また、仮に原告らが本件送金依頼にかかる三〇〇万円を株式投機資金の一部に充当する計画であったとしても、そのことは民法四一六条二項にいう「特別の事情」に該当するというべきところ、新大久保支店は、通常の業務として本件女性客から原告X1名義で電信扱いの振込送金を依頼されたにすぎないのであって、原告ら側から投機資金の一部に充当する旨の説明などはまったくなされておらず、一月二三日当時の被告にとって右「特別の事情」は何ら予見し得るものではなかった。したがって、被告の送金事務の遅れによって原告らの株式投機が不能となったとしても、その損害について、被告は賠償責任を負わない。
第三争点についての判断
一 本件送金依頼に基づく送金事務が、被告職員のコンピュータの入力ミスで遅れ、本来であれば、どんなに遅くとも正午には入金できていたはずのものが、午後二時三〇分ころの入金になり、それも、本件女性客からの入金確認の電話によって、初めて入力ミスに気付いた結果、送金されたものであることは被告の自認するところである。
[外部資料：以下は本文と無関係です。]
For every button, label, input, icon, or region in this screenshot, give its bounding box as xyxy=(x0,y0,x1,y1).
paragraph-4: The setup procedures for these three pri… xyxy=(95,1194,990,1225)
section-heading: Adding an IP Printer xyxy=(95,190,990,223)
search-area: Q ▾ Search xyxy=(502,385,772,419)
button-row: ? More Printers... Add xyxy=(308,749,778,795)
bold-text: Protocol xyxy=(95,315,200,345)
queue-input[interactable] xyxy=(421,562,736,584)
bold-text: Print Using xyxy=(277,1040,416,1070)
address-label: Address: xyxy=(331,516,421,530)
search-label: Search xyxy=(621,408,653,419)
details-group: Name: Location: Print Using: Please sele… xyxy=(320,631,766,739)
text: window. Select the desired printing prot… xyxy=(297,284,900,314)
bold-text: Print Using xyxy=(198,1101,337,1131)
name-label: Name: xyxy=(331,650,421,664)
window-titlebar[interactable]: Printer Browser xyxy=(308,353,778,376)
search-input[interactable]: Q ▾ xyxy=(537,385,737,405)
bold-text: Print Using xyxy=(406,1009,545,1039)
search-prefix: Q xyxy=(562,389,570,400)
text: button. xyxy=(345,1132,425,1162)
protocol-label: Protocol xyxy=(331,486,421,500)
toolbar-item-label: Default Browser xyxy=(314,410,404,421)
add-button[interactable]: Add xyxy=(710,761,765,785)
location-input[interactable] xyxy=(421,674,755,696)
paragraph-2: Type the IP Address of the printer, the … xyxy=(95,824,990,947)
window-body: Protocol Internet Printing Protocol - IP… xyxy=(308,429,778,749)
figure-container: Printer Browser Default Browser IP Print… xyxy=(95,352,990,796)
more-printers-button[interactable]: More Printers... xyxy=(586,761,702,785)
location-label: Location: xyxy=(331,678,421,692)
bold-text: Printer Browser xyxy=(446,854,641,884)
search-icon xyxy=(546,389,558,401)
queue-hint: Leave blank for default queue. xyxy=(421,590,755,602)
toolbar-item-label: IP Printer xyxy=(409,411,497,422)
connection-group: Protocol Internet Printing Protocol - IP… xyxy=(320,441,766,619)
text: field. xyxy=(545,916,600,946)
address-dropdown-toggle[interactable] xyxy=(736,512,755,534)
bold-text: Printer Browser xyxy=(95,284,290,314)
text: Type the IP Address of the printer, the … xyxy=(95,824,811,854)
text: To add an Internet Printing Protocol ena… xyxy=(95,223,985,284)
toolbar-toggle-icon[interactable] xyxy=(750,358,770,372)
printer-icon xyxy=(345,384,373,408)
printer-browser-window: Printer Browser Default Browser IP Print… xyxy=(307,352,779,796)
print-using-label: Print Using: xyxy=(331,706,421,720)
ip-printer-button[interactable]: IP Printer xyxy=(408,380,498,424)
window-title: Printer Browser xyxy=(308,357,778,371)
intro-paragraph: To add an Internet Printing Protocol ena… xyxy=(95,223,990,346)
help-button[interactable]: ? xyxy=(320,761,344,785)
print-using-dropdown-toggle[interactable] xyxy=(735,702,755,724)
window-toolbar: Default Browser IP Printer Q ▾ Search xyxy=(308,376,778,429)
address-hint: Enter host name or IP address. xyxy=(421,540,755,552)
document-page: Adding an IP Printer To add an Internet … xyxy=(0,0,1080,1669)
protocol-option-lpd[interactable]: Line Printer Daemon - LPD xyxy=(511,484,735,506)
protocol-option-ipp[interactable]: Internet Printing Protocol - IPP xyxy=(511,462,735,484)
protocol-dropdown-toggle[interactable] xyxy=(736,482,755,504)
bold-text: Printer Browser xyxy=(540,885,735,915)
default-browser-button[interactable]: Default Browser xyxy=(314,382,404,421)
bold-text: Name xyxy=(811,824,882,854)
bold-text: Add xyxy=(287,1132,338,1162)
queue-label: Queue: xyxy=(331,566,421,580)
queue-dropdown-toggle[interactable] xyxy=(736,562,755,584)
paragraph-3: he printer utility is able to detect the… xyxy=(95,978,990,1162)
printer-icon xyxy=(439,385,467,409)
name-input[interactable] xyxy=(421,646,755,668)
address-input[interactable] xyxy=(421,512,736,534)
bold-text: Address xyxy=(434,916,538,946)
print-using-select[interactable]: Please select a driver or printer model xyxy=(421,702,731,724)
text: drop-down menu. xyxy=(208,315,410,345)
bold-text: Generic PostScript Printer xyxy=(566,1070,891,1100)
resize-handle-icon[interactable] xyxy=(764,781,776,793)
二 しかし、本件女性客が新大久保支店の窓口職員に、本件送金依頼にかかる三〇〇万円が株式投機の資金であり、一月二三日の午前中に原告X2の口座に入金できなければ送金の目的を達しないことを告げたわけではないことは、弁論の全趣旨により明らかである。
また、一般に、金融機関が本件のような送金業務を行う場合、送金目的は金融機関に明らかにされず、その送金手数料の額(本件では七二一円)から考えても、本件で原告らが主張するような損害が発生する場合に、これを担保することまで約束して金融機関が送金の受諾をするとは考えられない。
したがって、被告が主張するように、原告ら主張の損害は、民法四一六条二項の特別損害であり、被告は本件送金の趣旨を知らなかったのであるから、これを賠償する責任を負わないものというべきである(不法行為についても、民法四一六条二項が類推適用されるし、そもそも送金の遅れと原告ら主張の損害との間に相当因果関係を認められない)。
「翌日一番に送金する」旨の約束の存在については、甲三号証にはその旨の記載があるが、乙一号証の記載に照らしてにわかに信用できないし、仮にそのようなことを新大久保支店の窓口職員が言ったとしても、原告ら主張の損害が特別損害であることに変わりなく、前記結論を左右しない。
三 よって、原告らの請求はその余の点について判断するまでもなく理由がないから、主文のとおり判決する。